In Usbekistan, wie auch in vielen anderen Ländern der Welt, werden Frauen häufig zu Anführerinnen sozialer Bewegungen und Initiatorinnen von Massenprotesten. Dieser Artikel zeigt Beispiele für solche Proteste in Usbekistan und beleuchtet anhand eines Gesprächs mit einer Psychologin, warum Frauen sich häufiger zu Wort melden und offener über Probleme sprechen.

„Protest hat das Gesicht einer Frau“ ist nicht nur eine Phrase, sondern ein Spiegelbild der Realität in Usbekistan und der Welt, wo Frauen zunehmend zu Hauptakteur:innen sozialer Initiativen und Protestbewegungen werden. Sie kämpfen nicht nur für ihre Rechte, sondern auch für soziale Gerechtigkeit, die Umwelt und den Schutz öffentlicher Güter.

Umweltschutz

In ihrem Bericht für das Jahr 2021 stellen die Vereinten Nationen fest, dass Frauen eine führende Rolle bei der Erhaltung der Natur und der Bekämpfung der Umweltverschmutzung spielen. Dieser Trend geht auch an Usbekistan nicht vorbei: Die Bloggerin Mutabar Xushvaktova ist ein Beispiel für den Umweltaktivismus von Frauen.  

Im Februar 2021 beschloss das Taschkenter Khokimiat (Anm. d. R.: Stadtverwaltung), einen der grünsten Boulevards der Hauptstadt zu rekonstruieren – den Bereich zwischen der U-Bahn-Station Kosmonawtow und dem zentralen Kaufhaus.
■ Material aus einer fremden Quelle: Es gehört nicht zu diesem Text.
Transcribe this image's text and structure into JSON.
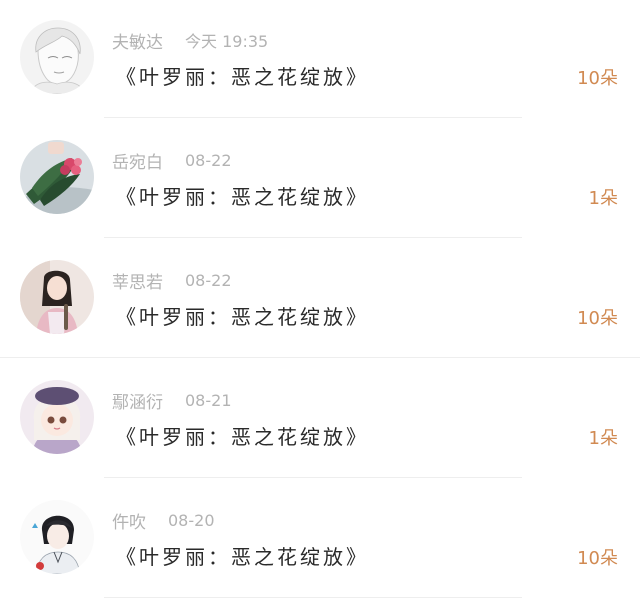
{
  "records": [
    {
      "avatar": "sketch-portrait-avatar",
      "name": "夫敏达",
      "time": "今天 19:35",
      "book": "《叶罗丽：恶之花绽放》",
      "count": "10朵"
    },
    {
      "avatar": "flower-bouquet-avatar",
      "name": "岳宛白",
      "time": "08-22",
      "book": "《叶罗丽：恶之花绽放》",
      "count": "1朵"
    },
    {
      "avatar": "girl-photo-avatar",
      "name": "莘思若",
      "time": "08-22",
      "book": "《叶罗丽：恶之花绽放》",
      "count": "10朵"
    },
    {
      "avatar": "beret-girl-avatar",
      "name": "鄢涵衍",
      "time": "08-21",
      "book": "《叶罗丽：恶之花绽放》",
      "count": "1朵"
    },
    {
      "avatar": "anime-boy-avatar",
      "name": "仵吹",
      "time": "08-20",
      "book": "《叶罗丽：恶之花绽放》",
      "count": "10朵"
    }
  ],
  "colors": {
    "count": "#d18a52",
    "meta": "#b3b3b3",
    "title": "#2a2a2a"
  }
}
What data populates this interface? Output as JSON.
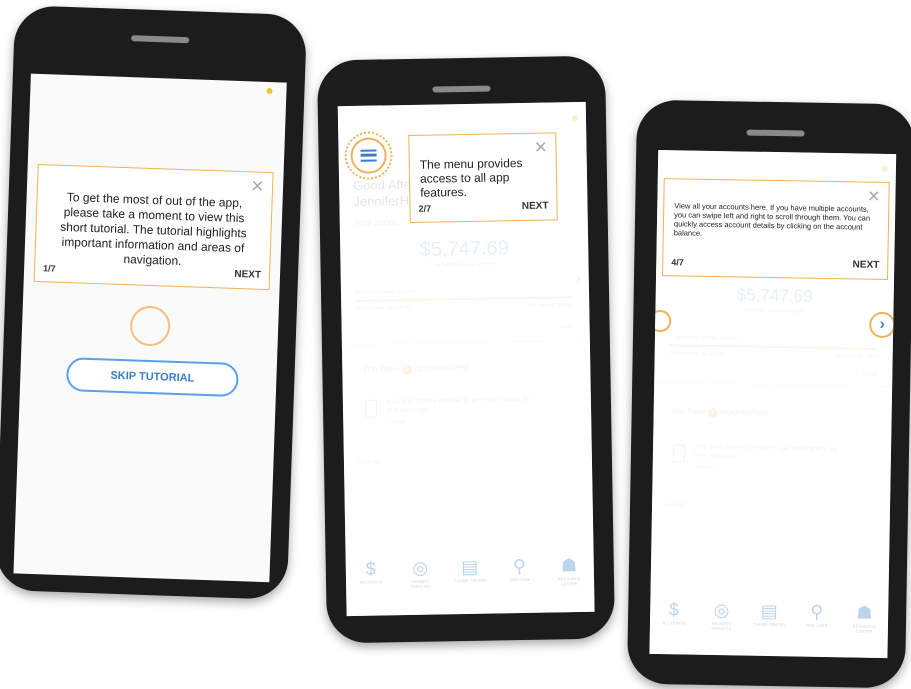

Der Khokimiat hatte offensichtlich nicht damit gerechnet, dass das Projekt zur Umgestaltung der Grünzone zu einer Zunahme der bürgerlichen Aktivitäten führen würde – in nur wenigen Tagen starteten Bewohner:innen umliegender Häuser, Medien und Blogger:innen eine Kampagne zum Erhalt der Bäume.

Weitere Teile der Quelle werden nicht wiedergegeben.